Weinprobe mit autochthonen Weißweinen aus dem Friaul am 16.05.2024

Unser diesjähriges Auslandsthema ist Norditalien. Wir begannen mit dem Friaul, das neben Südtirol die wichtigste Weißweinregion Italiens ist. Jahrelang waren in Deutschland nur Weine aus den internationalen Rebsorten Grauburgunder, Weißburgunder, Chardonnay und Sauvignon blanc bekannt. Die eigenen autochthonen Rebsorten wurden lange vernachlässigt. Mittlerweile hat ein Umdenken stattgefunden und man besinnt sich wieder auf die alten eigenen Rebsorten. Als Grenzregion zwischen Österreich, Italien und Slowenien gab es schon immer einen Austausch zwischen den Nachbarn und so verfügt Friaul über einige autochthone Rebsorten, die auch im benachbarten Istrien zu Hause sind. Zu Zeiten der K&K Monarchie fand ein reger Austausch statt.
Nun zum Weinbaugebiet Friaul:
Ca. 25.000 ha Rebfläche in den Teilgebieten:
Carso
57 ha auf auf einem schmalen Kalksteingebirgszug, der sich von Gorizia (Görtz) bis Triest erstreckt.
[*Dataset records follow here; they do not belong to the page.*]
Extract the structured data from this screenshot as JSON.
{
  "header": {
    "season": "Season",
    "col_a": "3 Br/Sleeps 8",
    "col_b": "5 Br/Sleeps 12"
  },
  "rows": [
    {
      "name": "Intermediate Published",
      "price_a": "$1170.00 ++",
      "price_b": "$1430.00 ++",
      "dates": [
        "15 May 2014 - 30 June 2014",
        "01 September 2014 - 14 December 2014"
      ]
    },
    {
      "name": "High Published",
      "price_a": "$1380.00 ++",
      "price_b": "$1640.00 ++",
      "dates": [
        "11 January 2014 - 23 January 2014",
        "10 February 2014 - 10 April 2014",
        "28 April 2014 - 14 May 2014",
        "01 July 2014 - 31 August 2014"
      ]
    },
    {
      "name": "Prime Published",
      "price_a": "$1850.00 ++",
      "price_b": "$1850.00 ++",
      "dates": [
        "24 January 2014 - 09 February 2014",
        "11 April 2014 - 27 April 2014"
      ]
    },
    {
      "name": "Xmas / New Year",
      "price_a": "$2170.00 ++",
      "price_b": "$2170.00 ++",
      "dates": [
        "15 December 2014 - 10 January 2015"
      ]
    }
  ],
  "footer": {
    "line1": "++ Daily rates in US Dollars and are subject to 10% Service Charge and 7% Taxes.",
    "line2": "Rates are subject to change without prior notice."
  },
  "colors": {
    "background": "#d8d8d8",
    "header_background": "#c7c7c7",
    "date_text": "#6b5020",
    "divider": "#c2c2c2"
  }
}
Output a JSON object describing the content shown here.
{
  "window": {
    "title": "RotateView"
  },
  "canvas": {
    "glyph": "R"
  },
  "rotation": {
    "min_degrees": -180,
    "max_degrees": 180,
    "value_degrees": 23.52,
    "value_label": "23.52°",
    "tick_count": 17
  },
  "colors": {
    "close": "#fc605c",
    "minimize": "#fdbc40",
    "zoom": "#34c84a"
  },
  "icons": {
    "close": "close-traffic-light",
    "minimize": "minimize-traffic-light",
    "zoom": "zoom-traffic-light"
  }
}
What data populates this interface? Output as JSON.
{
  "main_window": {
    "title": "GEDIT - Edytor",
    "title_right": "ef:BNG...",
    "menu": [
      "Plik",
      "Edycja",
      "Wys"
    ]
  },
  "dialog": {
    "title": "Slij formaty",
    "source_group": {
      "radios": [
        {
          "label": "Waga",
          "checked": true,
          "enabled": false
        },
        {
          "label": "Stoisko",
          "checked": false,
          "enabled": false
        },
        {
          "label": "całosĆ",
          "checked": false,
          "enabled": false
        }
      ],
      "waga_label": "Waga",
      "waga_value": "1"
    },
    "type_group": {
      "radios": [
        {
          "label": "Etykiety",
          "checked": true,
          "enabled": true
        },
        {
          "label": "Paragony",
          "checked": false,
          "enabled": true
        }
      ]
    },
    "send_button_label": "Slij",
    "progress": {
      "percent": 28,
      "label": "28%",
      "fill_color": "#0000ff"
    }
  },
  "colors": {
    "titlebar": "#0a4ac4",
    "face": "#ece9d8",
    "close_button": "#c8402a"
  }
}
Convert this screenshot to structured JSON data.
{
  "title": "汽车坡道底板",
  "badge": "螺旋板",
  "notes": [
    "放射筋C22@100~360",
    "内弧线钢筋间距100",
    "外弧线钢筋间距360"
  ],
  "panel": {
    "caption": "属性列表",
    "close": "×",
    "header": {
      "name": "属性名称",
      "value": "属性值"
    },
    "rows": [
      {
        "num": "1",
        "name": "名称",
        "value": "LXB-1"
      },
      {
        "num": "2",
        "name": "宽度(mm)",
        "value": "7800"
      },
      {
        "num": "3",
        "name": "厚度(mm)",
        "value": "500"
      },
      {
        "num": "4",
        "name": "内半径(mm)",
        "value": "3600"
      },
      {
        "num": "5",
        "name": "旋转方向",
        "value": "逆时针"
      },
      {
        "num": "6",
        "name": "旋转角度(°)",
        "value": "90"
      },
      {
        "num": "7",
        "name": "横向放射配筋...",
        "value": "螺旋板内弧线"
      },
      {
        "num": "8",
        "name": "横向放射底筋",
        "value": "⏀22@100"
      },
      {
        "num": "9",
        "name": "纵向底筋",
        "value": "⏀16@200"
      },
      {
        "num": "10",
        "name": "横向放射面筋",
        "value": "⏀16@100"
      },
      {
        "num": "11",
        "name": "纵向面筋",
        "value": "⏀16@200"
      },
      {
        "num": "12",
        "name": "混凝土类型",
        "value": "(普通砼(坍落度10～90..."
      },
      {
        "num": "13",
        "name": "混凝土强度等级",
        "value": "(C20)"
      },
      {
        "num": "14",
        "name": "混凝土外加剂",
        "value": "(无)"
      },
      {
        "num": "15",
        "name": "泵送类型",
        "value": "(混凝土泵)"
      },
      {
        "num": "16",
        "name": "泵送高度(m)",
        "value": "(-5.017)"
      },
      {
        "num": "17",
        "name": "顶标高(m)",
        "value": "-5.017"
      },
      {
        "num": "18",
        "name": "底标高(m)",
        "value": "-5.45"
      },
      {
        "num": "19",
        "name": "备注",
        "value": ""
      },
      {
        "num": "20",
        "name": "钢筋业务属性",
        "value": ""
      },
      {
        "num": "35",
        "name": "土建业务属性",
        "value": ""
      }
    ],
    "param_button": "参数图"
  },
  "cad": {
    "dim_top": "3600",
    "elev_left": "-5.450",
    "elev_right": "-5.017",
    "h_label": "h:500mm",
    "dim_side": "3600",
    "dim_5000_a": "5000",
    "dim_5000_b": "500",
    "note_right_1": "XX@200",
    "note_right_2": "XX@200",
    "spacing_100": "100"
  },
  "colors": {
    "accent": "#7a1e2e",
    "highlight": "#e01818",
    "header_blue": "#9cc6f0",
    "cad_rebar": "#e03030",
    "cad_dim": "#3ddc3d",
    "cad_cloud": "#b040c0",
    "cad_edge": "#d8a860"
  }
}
Ein großer Teil der Fläche liegt in Slowenien. Die wichtigsten weißen Rebsorten sind Vitoska und Malvasia istriana. Die autochthonen Rebsorten Friulano und Ribola Gialla kommen hier nicht vor.
Collio (Goriziano)
1.262 ha Anbaufläche ist das wichtigste Weinbaugebiet Friauls. Etwa 80% Weißweine.  Spezialität der Region ist die autochthone Rebsorte Ribola Gialla aus den Weinbergen um Oslavia und Gorizia.
Friuli-Annia
21 Hektar, unbedeutendes Gebiet mit sandigen Böden.
Friuli Aquileia
455 Hektar Auf den sandigen Böden produzieren Großbetriebe rund um die Stadt Aquileia vor allem Alltagsweine.
Friuli Colli Orientali
1.750 Hektar. Auf den Hügeln haben viele Spitzenwinzer ihre Weingüter, aus der Ebene kommen vor allem Alltagsweine. Innerhalb der Grenzen der Colli Orientali del Friuli wachsen auch die DOCG-Süßweine Ramandolo und Picolit. Die wichtigsten Rebsorten sind Friulano, Merlot, Sauvignon Blanc und Pinot Grigio.
Grave
2.380 Hektar, die wichtigsten Rebsorten sind Pinot Grigio und Merlot.
Isonzo
906 Hektar, die meisten Rebflächen befinden sich auf Schwemmlandböden in der Ebene, die wichtigsten Rebsorten sind Pinot Grigio, Friulano, Sauvignon Blanc und Merlot.
Friuli Latisana
68 Hektar, sandige Böden
Lison Pramaggiore
Von den insgesamt 290 Hektar des Lison Pramaggiore liegen nur 41 Hektar in Friaul.
Prosecco
17.490 ha, hauptsächlich in Venetien in der Provinz Treviso. Um dem Prosecco den DOC-Status zu verleihen, wurde das Gebiet nach Friaul ausgedehnt, da sich dort die Ortschaft Prosecco befindet.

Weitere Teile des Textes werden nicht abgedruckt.